One thing that might be keeping it from going fully on-demand (and for that announcement to be perpetually postponed) is the fact that Soul is the first Pixar film with a Black lead (Foxx). It would be a bad look to send the first film to feature this kind of diversity to a streaming platform that still has something of a stigma to it, like it’s not “good enough” for even a proposed theatrical exhibition. (This despite, of course, tons of wonderful original movies being released to Disney+ and other streaming giants.) It’s unclear if the optics of this are worrisome enough to keep it off the platform, perpetually waiting for an opportunity in theaters, but it is something to be mindful of. Wherever Soul winds up debuting, the fact that it has a Black lead is huge, long (l-o-n-g) overdue and very much worth celebrating.
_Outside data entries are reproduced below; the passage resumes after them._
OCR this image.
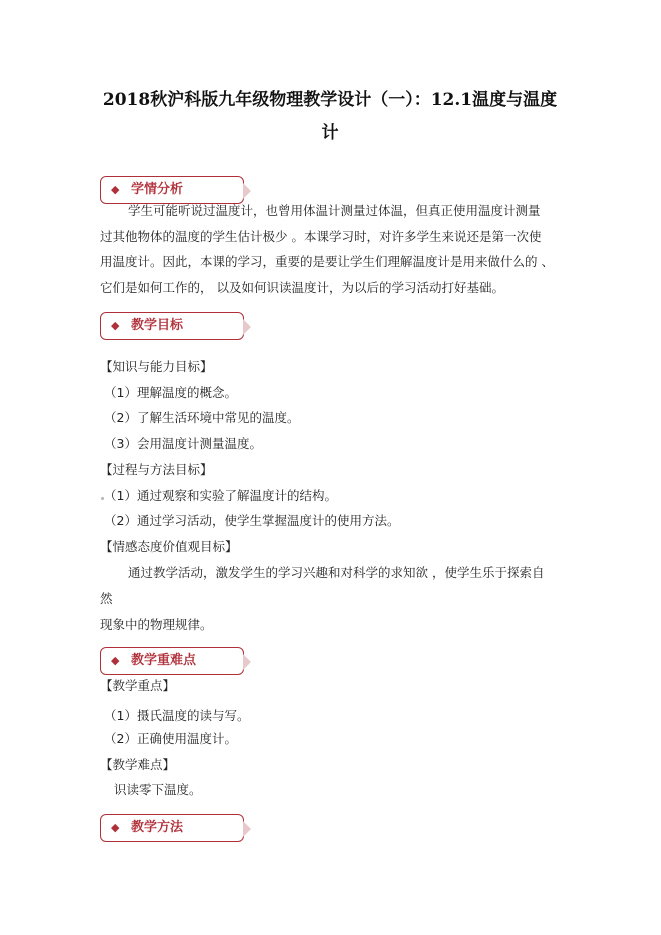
2018秋沪科版九年级物理教学设计（一）：12.1温度与温度
计
◆ 学情分析
学生可能听说过温度计，也曾用体温计测量过体温，但真正使用温度计测量
过其他物体的温度的学生估计极少 。本课学习时，对许多学生来说还是第一次使
用温度计。因此，本课的学习，重要的是要让学生们理解温度计是用来做什么的 、
它们是如何工作的， 以及如何识读温度计，为以后的学习活动打好基础。
◆ 教学目标
【知识与能力目标】
（1）理解温度的概念。
（2）了解生活环境中常见的温度。
（3）会用温度计测量温度。
【过程与方法目标】
（1）通过观察和实验了解温度计的结构。
（2）通过学习活动，使学生掌握温度计的使用方法。
【情感态度价值观目标】
通过教学活动，激发学生的学习兴趣和对科学的求知欲 ，使学生乐于探索自
然
现象中的物理规律。
◆ 教学重难点
【教学重点】
（1）摄氏温度的读与写。
（2）正确使用温度计。
【教学难点】
识读零下温度。
◆ 教学方法
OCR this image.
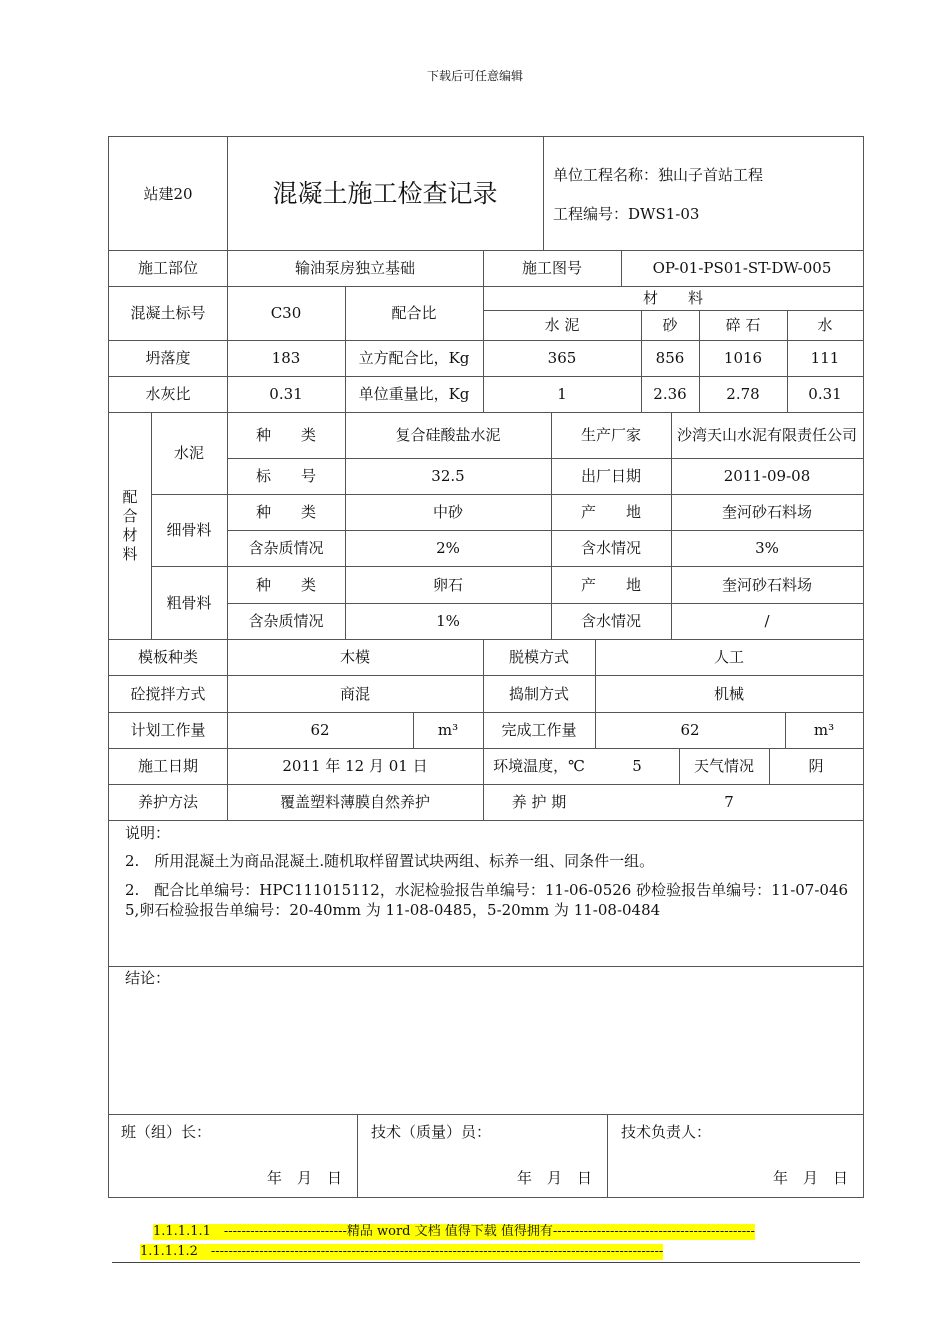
下载后可任意编辑
站建20	混凝土施工检查记录
单位工程名称：独山子首站工程
工程编号：DWS1-03
施工部位	输油泵房独立基础	施工图号	OP-01-PS01-ST-DW-005
混凝土标号	C30	配合比
材　　料
水 泥	砂	碎 石	水
坍落度	183	立方配合比，Kg	365	856	1016	111
水灰比	0.31	单位重量比，Kg	1	2.36	2.78	0.31
配合材料
水泥
种　　类	复合硅酸盐水泥	生产厂家	沙湾天山水泥有限责任公司
标　　号	32.5	出厂日期	2011-09-08
细骨料
种　　类	中砂	产　　地	奎河砂石料场
含杂质情况	2%	含水情况	3%
粗骨料
种　　类	卵石	产　　地	奎河砂石料场
含杂质情况	1%	含水情况	/
模板种类	木模	脱模方式	人工
砼搅拌方式	商混	捣制方式	机械
计划工作量	62	m³	完成工作量	62	m³
施工日期	2011 年 12 月 01 日	环境温度，℃	5	天气情况	阴
养护方法	覆盖塑料薄膜自然养护	养 护 期	7
说明：
2.　所用混凝土为商品混凝土.随机取样留置试块两组、标养一组、同条件一组。
2.　配合比单编号：HPC111015112，水泥检验报告单编号：11-06-0526 砂检验报告单编号：11-07-0465,卵石检验报告单编号：20-40mm 为 11-08-0485，5-20mm 为 11-08-0484
结论：
班（组）长：
年　月　日
技术（质量）员：
年　月　日
技术负责人：
年　月　日
1.1.1.1.1　----------------------------精品 word 文档 值得下载 值得拥有----------------------------------------------
1.1.1.1.2　-------------------------------------------------------------------------------------------------------
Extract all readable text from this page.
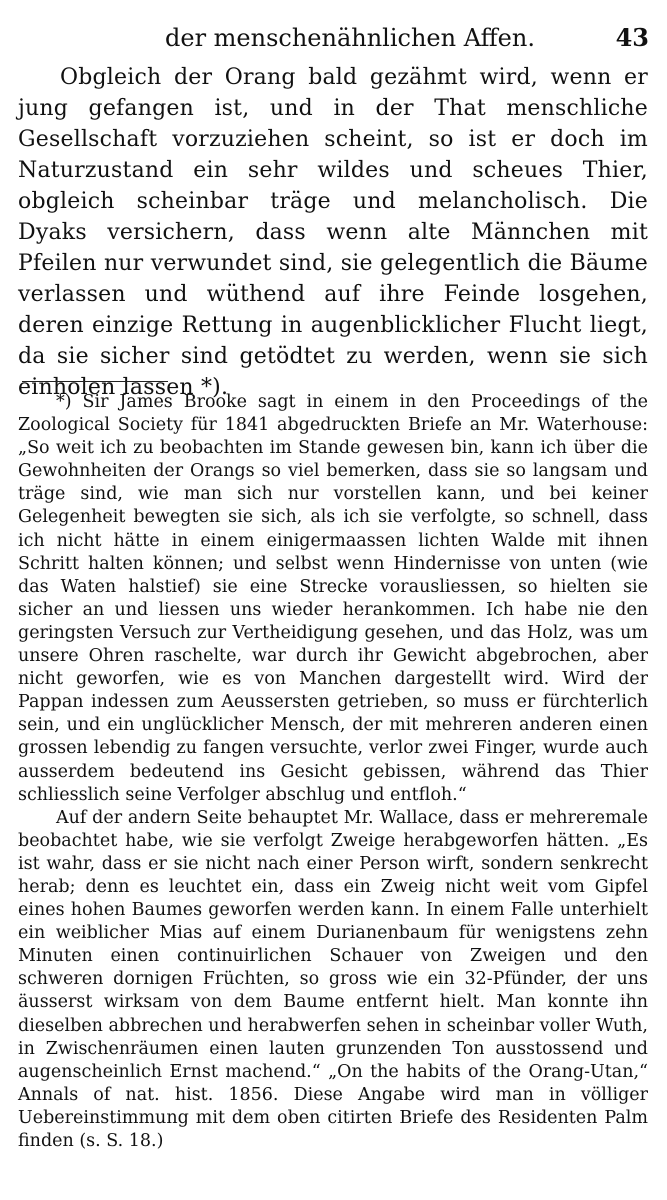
der menschenähnlichen Affen.	43

Obgleich der Orang bald gezähmt wird, wenn er jung gefangen ist, und in der That menschliche Gesellschaft vorzuziehen scheint, so ist er doch im Naturzustand ein sehr wildes und scheues Thier, obgleich scheinbar träge und melancholisch. Die Dyaks versichern, dass wenn alte Männchen mit Pfeilen nur verwundet sind, sie gelegentlich die Bäume verlassen und wüthend auf ihre Feinde losgehen, deren einzige Rettung in augenblicklicher Flucht liegt, da sie sicher sind getödtet zu werden, wenn sie sich einholen lassen *).

*) Sir James Brooke sagt in einem in den Proceedings of the Zoological Society für 1841 abgedruckten Briefe an Mr. Waterhouse: „So weit ich zu beobachten im Stande gewesen bin, kann ich über die Gewohnheiten der Orangs so viel bemerken, dass sie so langsam und träge sind, wie man sich nur vorstellen kann, und bei keiner Gelegenheit bewegten sie sich, als ich sie verfolgte, so schnell, dass ich nicht hätte in einem einigermaassen lichten Walde mit ihnen Schritt halten können; und selbst wenn Hindernisse von unten (wie das Waten halstief) sie eine Strecke vorausliessen, so hielten sie sicher an und liessen uns wieder herankommen. Ich habe nie den geringsten Versuch zur Vertheidigung gesehen, und das Holz, was um unsere Ohren raschelte, war durch ihr Gewicht abgebrochen, aber nicht geworfen, wie es von Manchen dargestellt wird. Wird der Pappan indessen zum Aeussersten getrieben, so muss er fürchterlich sein, und ein unglücklicher Mensch, der mit mehreren anderen einen grossen lebendig zu fangen versuchte, verlor zwei Finger, wurde auch ausserdem bedeutend ins Gesicht gebissen, während das Thier schliesslich seine Verfolger abschlug und entfloh.“

Auf der andern Seite behauptet Mr. Wallace, dass er mehreremale beobachtet habe, wie sie verfolgt Zweige herabgeworfen hätten. „Es ist wahr, dass er sie nicht nach einer Person wirft, sondern senkrecht herab; denn es leuchtet ein, dass ein Zweig nicht weit vom Gipfel eines hohen Baumes geworfen werden kann. In einem Falle unterhielt ein weiblicher Mias auf einem Durianenbaum für wenigstens zehn Minuten einen continuirlichen Schauer von Zweigen und den schweren dornigen Früchten, so gross wie ein 32-Pfünder, der uns äusserst wirksam von dem Baume entfernt hielt. Man konnte ihn dieselben abbrechen und herabwerfen sehen in scheinbar voller Wuth, in Zwischenräumen einen lauten grunzenden Ton ausstossend und augenscheinlich Ernst machend.“ „On the habits of the Orang-Utan,“ Annals of nat. hist. 1856. Diese Angabe wird man in völliger Uebereinstimmung mit dem oben citirten Briefe des Residenten Palm finden (s. S. 18.)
We Might Not Know for a While

Even if Black Widow announces that it has moved from November, it could be a while before a decision is even made regarding Soul. November 20 seems like a long way away, even in our every-day-is-blurring-into-the-next landscape and since prints don’t have to be struck and shipped to theaters, decisions can be made incredibly last minute (the same goes for a digital release). These conversations are certainly happening all the time between Disney and Pixar and it could be weeks before a decision is ultimately made. One thing is for certain: we cannot wait to see Soul, wherever that might be.